İran seçimleri: Ruhani ‘Halk efendimiz’ dedi, gerçekte öyle mi?

İran Cumhurbaşkanı Hasan Ruhani, Şubat ayında yapılacak genel seçimlere ilişkin “Halk çeşitlilik istiyor” dedi.

Cumhurbaşkanı Hasan Ruhani, adayları incelemekle görevli makamlardan rastgele herkesi elemesini istedi.

“Halk çeşitlilik istiyor” diyen Ruhani, şunları ekledi: “Halk bizim efendimizdir ve biz onların hizmetkarlarıyız. Hizmetkarın efendisine alçakgönüllü, yalın ve dürüst hitap etmesi gerekiyor.”

HALK EFENDİ Mİ, DİN ADAMLARI HİZMETKAR MI?

İranlı dini yetkililer başkalarına sık sık “ahlak” dersi verirken, ülkede de sık sık yolsuzluklara karşı protesto eylemleri yapılıyor. İran ekonomisinin önemli bir kısmı doğrudan dini liderler ve Devrim Muhafızları’na bağlı. Dini liderlere ait şirketler yasaların üzerinde bulunuyor.

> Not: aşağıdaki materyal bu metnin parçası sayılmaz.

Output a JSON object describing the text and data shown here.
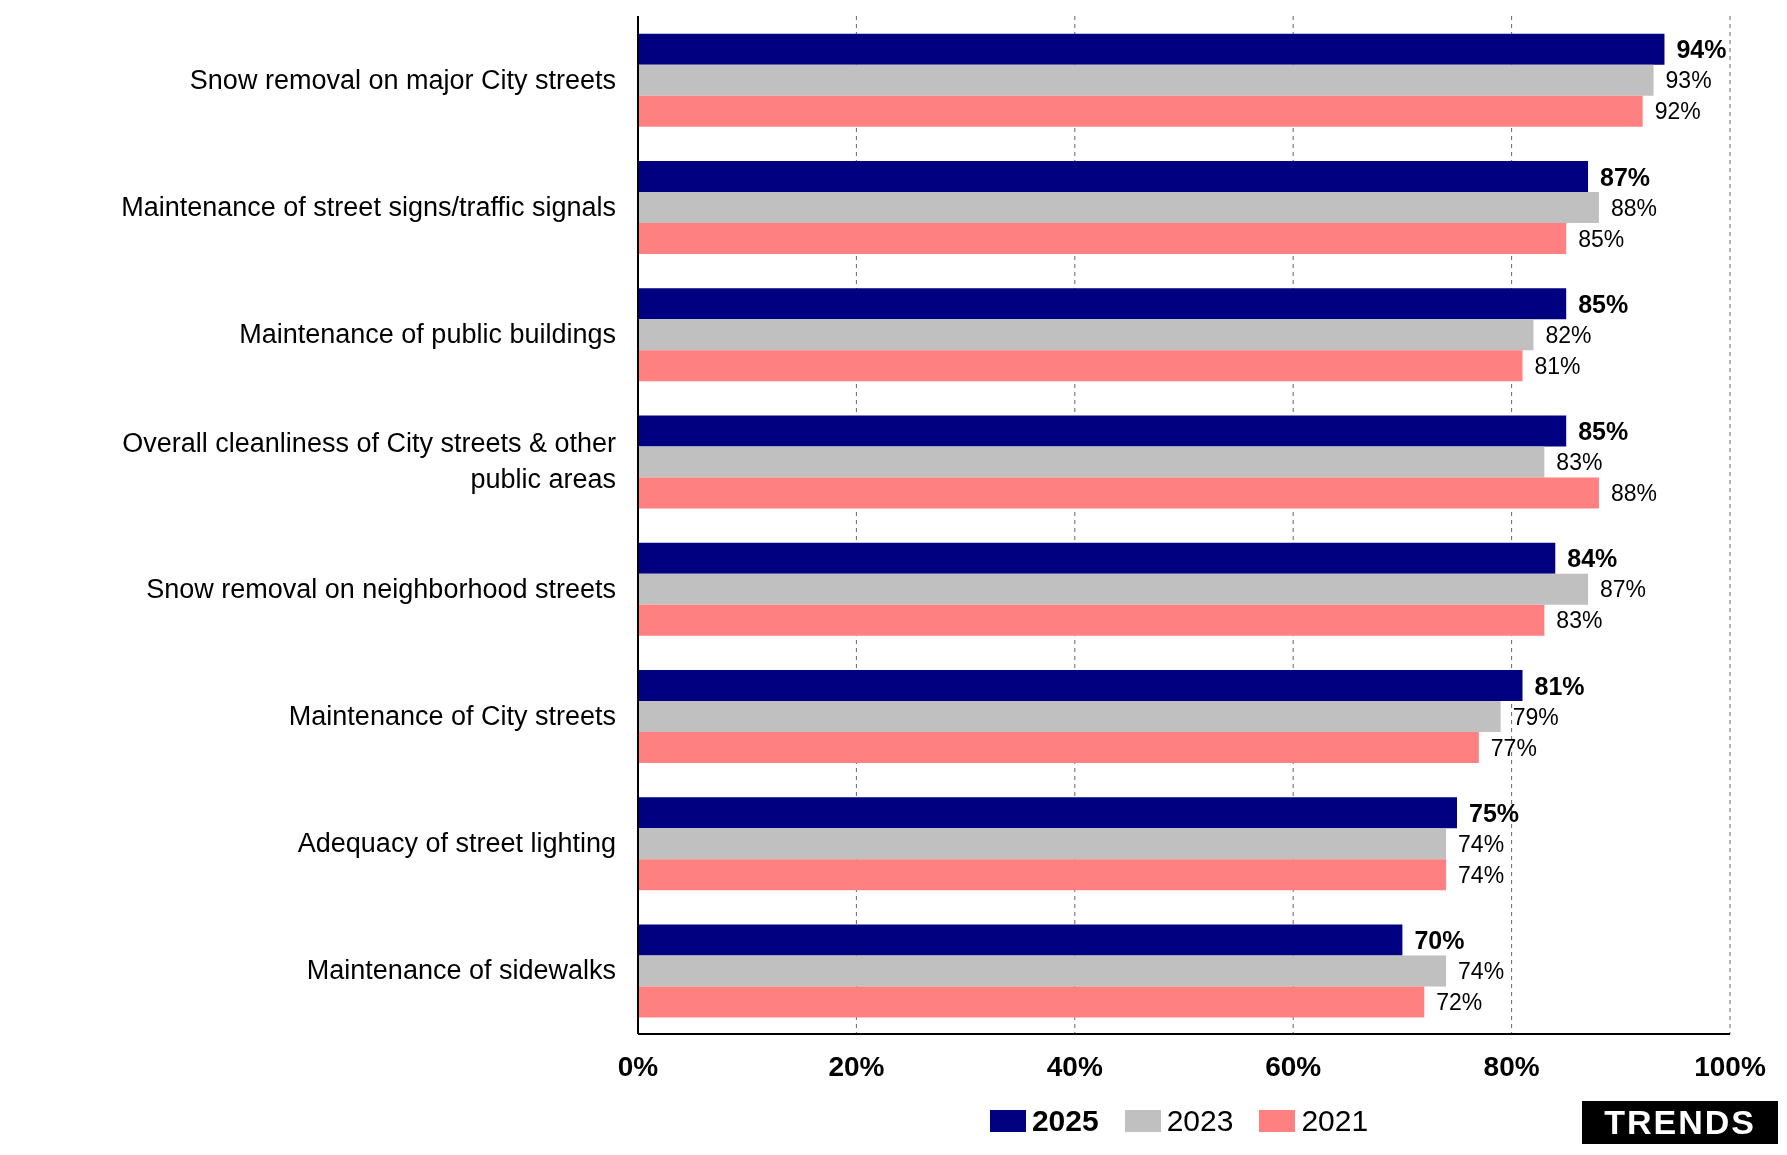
{
  "chart_data": {
    "type": "bar",
    "orientation": "horizontal",
    "categories": [
      "Snow removal on major City streets",
      "Maintenance of street signs/traffic signals",
      "Maintenance of public buildings",
      "Overall cleanliness of City streets & other public areas",
      "Snow removal on neighborhood streets",
      "Maintenance of City streets",
      "Adequacy of street lighting",
      "Maintenance of sidewalks"
    ],
    "series": [
      {
        "name": "2025",
        "color": "#000080",
        "values": [
          94,
          87,
          85,
          85,
          84,
          81,
          75,
          70
        ],
        "value_labels": [
          "94%",
          "87%",
          "85%",
          "85%",
          "84%",
          "81%",
          "75%",
          "70%"
        ]
      },
      {
        "name": "2023",
        "color": "#c0c0c0",
        "values": [
          93,
          88,
          82,
          83,
          87,
          79,
          74,
          74
        ],
        "value_labels": [
          "93%",
          "88%",
          "82%",
          "83%",
          "87%",
          "79%",
          "74%",
          "74%"
        ]
      },
      {
        "name": "2021",
        "color": "#ff8080",
        "values": [
          92,
          85,
          81,
          88,
          83,
          77,
          74,
          72
        ],
        "value_labels": [
          "92%",
          "85%",
          "81%",
          "88%",
          "83%",
          "77%",
          "74%",
          "72%"
        ]
      }
    ],
    "xlim": [
      0,
      100
    ],
    "xticks": [
      {
        "value": 0,
        "label": "0%"
      },
      {
        "value": 20,
        "label": "20%"
      },
      {
        "value": 40,
        "label": "40%"
      },
      {
        "value": 60,
        "label": "60%"
      },
      {
        "value": 80,
        "label": "80%"
      },
      {
        "value": 100,
        "label": "100%"
      }
    ],
    "grid": "x",
    "legend": "bottom",
    "annotations": [
      "TRENDS"
    ]
  }
}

Dini liderlerin ekonomik gücü özellikle iki kaynaktan geliyor: Birincisi Şah döneminden beri var olan bağış fonlarının toplanması. Bu fonlar, tüm sektörlerde faaliyet yürüten 120 örgütü bünyesinde topluyor. Vergiden muaflar ve elde ettiği gelirlerin İran ekonomisinin yüzde 20’sine denk geldiği tahmin ediliyor. İkincisi, din adamları muhalifler ve İran’dan kaçmak zorunda kalanların mallarına el koydu. Bu şekilde, emlak, finans, petrol veya telekomünikasyon gibi alanlarda çalışan 40 dolayında şirketten oluşan bir geniş bir konsorsiyum oluşturuldu. Dini liderlerin koruduğu bu şirketler, çalışma konusunda etkisiz ama çalma konusunda “hiperyolsuz” olarak değerlendiriliyor.

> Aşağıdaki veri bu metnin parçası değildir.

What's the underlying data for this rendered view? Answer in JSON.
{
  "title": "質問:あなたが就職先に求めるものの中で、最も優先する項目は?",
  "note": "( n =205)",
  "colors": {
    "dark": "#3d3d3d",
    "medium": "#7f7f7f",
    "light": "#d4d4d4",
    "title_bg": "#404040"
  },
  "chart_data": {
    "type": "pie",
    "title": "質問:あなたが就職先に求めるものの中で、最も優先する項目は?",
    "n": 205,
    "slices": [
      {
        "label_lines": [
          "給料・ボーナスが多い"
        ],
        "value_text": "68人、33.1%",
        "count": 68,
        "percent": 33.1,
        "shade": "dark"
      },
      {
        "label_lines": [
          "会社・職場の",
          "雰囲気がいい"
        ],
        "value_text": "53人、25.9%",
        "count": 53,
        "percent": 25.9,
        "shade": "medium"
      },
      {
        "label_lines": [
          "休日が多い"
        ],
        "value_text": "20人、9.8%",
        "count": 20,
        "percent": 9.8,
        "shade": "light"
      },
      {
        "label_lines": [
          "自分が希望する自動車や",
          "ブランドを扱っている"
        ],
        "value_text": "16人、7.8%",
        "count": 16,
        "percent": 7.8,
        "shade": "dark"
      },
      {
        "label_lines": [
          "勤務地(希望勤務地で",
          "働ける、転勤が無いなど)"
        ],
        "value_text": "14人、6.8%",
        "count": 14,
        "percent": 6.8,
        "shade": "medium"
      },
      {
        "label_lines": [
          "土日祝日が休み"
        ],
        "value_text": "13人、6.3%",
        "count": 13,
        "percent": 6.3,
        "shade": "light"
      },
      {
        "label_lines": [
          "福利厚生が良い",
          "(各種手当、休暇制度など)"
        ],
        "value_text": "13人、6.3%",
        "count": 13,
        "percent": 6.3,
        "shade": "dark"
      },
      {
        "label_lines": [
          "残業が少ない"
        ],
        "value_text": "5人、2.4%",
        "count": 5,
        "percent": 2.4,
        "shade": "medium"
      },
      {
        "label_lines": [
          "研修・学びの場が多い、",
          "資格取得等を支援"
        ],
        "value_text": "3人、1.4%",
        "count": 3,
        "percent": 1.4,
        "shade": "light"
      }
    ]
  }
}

ZENGİNLİK YÜZDE 4’ÜN ELİNDE

İran uluslararası şeffaflık örgütünün en yolsuz ülkeler sıralamasında 42’nci sırada yer alıyor. Bu geniş yolsuzluktan herkes faydalanmıyor. İşsizlik özellikle gençler arasında çok yüksek durumda. Enflasyon yüzde 10’u geçti. Amerikan yaptırımları da İran ekonomisini yüzde 10 oranında küçülttü. İran ulusal para birimi Riyal, değerinin yüzde 60’ını kaybetti.

Ekonomideki yolsuzluğun en önemli ayaklarından birini de Devrim Muhafızları oluşturuyor. Ordu sadece askeri bir güç değil, siyaset üzerinde merkezi bir rol oynadığı gibi, İran ekonomisi üzerinde de hakimiyeti var. Buna karşın nüfusun yüzde 80’i yoksulluk sınırı altında yaşıyor. Bir yandan ağır bir yoksulluk yaşanırken diğer yandan İranlı bir ekonomiste göre, ülke nüfusunun yarısının evi yok ve ülke zenginlikleri yüzde 4’lük bir kesimin elinde bulunuyor.

İŞSİZLİK VE İNTİHARLAR

Ekim 2018’de ILNA haber ajansında yayınlanan bir rapora göre İran’da 2 milyon çocuk işçi bulunuyor. Ancak gayrı resmi raporlar, gerçek sayısının 7 milyon olduğunu belirtiyor. Burum toplumsal bir çok sorunu da beraberinde getiriyor. Resmi site Habar Online’e göre 2011-2015 arası dönemde intihar vakaları kadınlar arasında yüzde 66, erkekler arasında yüzde 71 oranına arttı. Gençlik ve Spor Bakanlığı’ndan Muahmmed Mehdi Tondgoyan’a göre sadece 2017 yılında 3 bin 300’ü aşkın kadın intihar etti. Bu da her gün 9 kadının intihar ettiği anlamına geliyor.